Na avaliação das pesquisadoras, a mulher que já apresenta uma sobrecarga na sociedade viu isso se intensificar tendo que ajudar nas atividades da escola, participar mais das tarefas domésticas e ainda ter criatividade para poder manter os filhos em casa.
"No contexto da pandemia, a sobrecarga foi muito maior, o acúmulo de papéis e de funções, e tudo isso pode ter gerado uma demanda que a mulher não estava preparada para lidar", explica Bruna. A professora também ressalta que esses resultados reforçam a necessidade de parceiros, familiares e amigos darem apoio às mulheres que são mães.
"Mencionei que mulheres sobrecarregadas tinham uma pior saúde mental, então acho que isso reforça a importância do apoio social, da rede de apoio social. O suporte dos amigos, da família, ele é fundamental – seja para as tarefas domésticas, para as atividades escolares ou mesmo para estar com as crianças enquanto a mãe sai, nem que for para fazer compras no mercado ou para praticar alguma atividade física", diz.

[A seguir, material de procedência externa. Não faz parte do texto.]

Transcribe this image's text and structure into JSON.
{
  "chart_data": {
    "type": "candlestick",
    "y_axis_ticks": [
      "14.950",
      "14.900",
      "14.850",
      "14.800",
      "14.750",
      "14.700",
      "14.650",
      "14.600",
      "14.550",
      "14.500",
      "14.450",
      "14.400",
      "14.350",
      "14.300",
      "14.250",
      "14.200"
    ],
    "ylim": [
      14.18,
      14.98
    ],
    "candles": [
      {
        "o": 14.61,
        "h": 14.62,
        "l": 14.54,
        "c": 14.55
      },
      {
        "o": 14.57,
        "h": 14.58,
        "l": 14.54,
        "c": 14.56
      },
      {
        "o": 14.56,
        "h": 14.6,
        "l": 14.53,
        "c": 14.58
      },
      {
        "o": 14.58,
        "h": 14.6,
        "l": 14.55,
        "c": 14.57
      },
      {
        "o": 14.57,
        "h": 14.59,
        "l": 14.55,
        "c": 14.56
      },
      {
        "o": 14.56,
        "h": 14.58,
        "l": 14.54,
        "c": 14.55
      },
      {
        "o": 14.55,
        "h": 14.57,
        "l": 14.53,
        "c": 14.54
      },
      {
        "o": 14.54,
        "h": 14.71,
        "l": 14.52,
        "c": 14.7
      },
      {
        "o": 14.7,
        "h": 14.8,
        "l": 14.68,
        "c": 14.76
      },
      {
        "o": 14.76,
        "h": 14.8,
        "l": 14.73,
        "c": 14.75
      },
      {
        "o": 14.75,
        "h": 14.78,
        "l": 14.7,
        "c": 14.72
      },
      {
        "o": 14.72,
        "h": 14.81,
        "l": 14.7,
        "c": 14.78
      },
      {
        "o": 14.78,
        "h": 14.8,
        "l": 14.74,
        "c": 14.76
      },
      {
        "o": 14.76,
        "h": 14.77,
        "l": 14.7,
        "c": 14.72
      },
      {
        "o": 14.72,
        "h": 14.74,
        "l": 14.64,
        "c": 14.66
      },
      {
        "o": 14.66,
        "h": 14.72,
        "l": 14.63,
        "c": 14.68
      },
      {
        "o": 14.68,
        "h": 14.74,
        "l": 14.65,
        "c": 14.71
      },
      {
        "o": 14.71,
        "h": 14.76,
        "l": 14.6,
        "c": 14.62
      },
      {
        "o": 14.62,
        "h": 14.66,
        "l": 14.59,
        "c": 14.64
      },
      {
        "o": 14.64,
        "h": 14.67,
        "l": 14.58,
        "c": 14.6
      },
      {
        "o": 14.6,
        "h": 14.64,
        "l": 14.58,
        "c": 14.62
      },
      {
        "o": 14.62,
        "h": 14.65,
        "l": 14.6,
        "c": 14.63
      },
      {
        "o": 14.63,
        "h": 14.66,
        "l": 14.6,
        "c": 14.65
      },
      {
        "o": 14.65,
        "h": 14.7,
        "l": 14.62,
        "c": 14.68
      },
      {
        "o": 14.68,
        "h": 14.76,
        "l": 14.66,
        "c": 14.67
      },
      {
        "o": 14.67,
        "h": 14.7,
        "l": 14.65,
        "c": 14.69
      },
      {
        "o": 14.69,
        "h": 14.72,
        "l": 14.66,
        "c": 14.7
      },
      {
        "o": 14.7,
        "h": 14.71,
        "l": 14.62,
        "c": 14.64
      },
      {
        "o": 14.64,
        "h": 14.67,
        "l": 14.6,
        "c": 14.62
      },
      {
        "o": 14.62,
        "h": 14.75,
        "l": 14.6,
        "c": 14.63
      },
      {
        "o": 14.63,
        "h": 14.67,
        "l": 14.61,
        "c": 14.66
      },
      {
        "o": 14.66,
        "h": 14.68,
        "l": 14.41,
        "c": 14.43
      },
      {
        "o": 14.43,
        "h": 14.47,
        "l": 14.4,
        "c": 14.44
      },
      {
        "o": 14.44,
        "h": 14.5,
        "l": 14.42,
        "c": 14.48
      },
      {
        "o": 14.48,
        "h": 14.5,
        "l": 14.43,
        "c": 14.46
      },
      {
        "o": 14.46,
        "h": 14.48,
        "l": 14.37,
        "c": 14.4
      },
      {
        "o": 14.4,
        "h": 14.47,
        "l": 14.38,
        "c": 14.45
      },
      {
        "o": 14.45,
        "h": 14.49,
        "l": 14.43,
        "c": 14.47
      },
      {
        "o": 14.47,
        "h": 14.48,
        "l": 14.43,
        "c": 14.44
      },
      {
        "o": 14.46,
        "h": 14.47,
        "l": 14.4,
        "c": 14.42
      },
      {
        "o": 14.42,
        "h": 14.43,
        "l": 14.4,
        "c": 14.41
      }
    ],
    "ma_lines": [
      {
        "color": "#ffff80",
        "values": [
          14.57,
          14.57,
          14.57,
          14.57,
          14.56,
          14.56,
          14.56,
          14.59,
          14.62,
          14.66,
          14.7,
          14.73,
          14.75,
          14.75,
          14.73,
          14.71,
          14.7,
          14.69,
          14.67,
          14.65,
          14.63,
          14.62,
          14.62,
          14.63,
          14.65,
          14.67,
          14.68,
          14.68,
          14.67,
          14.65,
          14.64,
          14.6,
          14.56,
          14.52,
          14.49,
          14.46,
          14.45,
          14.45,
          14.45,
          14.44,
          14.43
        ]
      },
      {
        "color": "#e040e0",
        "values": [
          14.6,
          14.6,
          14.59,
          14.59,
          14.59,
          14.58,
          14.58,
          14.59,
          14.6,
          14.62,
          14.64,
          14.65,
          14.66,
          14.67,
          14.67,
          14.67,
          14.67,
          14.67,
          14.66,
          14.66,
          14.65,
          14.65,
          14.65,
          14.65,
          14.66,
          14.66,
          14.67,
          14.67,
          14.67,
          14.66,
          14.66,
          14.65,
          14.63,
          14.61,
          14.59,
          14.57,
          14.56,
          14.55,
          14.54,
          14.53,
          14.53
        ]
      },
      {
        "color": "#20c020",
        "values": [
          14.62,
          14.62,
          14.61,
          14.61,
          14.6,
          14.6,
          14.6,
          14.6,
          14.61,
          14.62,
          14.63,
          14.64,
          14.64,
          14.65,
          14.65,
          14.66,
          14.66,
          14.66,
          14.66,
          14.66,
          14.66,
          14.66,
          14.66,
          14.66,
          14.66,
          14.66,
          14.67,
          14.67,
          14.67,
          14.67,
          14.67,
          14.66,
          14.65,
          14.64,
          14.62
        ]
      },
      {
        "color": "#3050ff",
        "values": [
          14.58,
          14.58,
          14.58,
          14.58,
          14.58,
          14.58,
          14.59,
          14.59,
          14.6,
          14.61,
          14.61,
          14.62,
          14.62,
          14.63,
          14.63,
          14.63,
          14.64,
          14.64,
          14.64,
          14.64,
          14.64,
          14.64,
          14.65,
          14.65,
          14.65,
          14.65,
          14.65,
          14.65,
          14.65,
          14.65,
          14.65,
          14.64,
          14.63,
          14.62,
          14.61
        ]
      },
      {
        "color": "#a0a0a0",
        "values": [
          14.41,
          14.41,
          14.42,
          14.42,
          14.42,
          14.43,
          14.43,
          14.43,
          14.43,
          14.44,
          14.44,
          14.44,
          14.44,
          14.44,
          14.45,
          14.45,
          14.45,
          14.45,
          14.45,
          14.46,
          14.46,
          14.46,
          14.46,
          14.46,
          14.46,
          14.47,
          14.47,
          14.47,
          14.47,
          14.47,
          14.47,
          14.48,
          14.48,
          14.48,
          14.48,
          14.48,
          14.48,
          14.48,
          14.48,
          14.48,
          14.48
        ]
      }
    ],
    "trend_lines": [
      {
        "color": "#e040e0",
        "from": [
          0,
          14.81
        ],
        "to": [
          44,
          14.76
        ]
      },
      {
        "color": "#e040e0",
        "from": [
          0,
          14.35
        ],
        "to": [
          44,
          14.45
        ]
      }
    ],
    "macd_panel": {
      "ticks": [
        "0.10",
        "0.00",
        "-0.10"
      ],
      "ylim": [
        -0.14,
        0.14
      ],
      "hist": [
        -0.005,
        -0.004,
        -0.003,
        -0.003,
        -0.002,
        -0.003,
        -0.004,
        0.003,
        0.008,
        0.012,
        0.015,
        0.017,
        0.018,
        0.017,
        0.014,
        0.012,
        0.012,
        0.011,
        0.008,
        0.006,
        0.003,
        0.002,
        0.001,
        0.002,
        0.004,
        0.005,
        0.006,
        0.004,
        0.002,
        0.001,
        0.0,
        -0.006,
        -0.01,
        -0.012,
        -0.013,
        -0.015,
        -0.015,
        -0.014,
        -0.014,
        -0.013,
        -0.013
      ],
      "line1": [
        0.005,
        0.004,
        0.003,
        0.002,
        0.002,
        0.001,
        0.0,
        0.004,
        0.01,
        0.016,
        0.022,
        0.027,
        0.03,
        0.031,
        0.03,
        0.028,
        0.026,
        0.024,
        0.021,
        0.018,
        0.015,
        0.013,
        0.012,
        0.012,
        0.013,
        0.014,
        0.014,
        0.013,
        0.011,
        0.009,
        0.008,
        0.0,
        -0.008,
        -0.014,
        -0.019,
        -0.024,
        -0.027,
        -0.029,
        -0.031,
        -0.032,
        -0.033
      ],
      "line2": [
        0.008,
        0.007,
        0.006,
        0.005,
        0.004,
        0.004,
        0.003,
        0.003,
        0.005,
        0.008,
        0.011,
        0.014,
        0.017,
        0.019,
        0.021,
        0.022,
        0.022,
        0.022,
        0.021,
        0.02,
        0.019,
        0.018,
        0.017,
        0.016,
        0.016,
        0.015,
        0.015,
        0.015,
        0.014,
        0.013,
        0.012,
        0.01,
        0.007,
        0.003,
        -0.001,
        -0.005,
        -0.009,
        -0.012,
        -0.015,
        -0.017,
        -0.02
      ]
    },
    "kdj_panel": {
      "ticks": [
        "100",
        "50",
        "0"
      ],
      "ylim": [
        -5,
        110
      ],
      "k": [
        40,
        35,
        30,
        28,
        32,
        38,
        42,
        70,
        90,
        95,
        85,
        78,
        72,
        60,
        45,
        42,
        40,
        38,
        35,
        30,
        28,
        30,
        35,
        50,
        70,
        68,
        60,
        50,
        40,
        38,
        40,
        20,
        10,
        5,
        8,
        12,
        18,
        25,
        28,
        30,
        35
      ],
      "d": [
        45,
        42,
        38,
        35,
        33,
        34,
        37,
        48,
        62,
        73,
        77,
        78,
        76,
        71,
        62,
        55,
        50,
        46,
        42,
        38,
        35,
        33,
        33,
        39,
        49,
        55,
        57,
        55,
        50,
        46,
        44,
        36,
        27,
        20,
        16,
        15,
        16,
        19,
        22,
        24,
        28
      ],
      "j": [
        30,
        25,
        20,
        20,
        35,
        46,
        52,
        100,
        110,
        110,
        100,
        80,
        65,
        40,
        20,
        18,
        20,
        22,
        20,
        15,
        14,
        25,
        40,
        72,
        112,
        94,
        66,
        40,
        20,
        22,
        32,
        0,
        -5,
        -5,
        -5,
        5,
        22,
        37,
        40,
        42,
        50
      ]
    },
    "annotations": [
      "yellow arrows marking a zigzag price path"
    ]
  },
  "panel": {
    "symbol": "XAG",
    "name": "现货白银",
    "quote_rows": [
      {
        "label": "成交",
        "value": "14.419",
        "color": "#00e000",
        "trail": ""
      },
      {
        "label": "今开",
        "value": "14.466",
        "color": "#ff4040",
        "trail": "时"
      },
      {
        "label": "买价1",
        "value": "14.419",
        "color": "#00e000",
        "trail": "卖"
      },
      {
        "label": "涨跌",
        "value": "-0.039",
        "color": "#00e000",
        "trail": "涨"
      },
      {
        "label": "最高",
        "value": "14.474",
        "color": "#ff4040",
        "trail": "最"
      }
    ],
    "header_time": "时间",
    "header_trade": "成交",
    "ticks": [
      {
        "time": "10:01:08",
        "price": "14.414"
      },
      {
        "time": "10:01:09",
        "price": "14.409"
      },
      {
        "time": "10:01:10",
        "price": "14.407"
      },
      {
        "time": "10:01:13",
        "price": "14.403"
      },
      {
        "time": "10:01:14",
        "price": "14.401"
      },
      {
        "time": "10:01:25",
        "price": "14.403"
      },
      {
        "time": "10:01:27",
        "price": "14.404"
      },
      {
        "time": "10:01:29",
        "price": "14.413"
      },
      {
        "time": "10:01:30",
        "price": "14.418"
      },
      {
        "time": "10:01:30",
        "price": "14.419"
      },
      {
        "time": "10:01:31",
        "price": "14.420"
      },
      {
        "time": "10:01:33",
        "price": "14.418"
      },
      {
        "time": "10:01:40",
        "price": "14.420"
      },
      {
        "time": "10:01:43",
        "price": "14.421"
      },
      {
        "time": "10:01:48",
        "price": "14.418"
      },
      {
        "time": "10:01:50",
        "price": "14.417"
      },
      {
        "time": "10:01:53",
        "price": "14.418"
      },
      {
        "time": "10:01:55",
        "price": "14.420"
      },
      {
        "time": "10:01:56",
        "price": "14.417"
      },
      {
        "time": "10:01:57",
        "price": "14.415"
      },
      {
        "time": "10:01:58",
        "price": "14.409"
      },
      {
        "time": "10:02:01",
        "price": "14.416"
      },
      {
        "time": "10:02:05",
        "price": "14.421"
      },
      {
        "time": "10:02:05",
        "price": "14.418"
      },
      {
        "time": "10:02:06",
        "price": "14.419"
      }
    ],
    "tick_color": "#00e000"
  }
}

Os dados levantados na pesquisa podem subsidiar a criação de políticas públicas voltadas especialmente para as mulheres que são mães, ainda mais considerando que a duração da pandemia vem se estendendo e os prejuízos podem ser ainda maiores. "As mulheres que usam medicamentos, as que estão sentindo mais sobrecarregadas, as que dormem menos, têm algumas doenças, as que avaliam a sua saúde como ruim – elas indicam alguns grupos que merecem mais atenção quando a gente for pensar em alguma política pública. (…) Eu não consigo ajudar todas as mães maiores de 18 anos que têm crianças e adolescentes, então qual vai ser o meu foco que eu vou ajudar primeiro? A gente tem que pensar nesses grupos", finaliza a professora.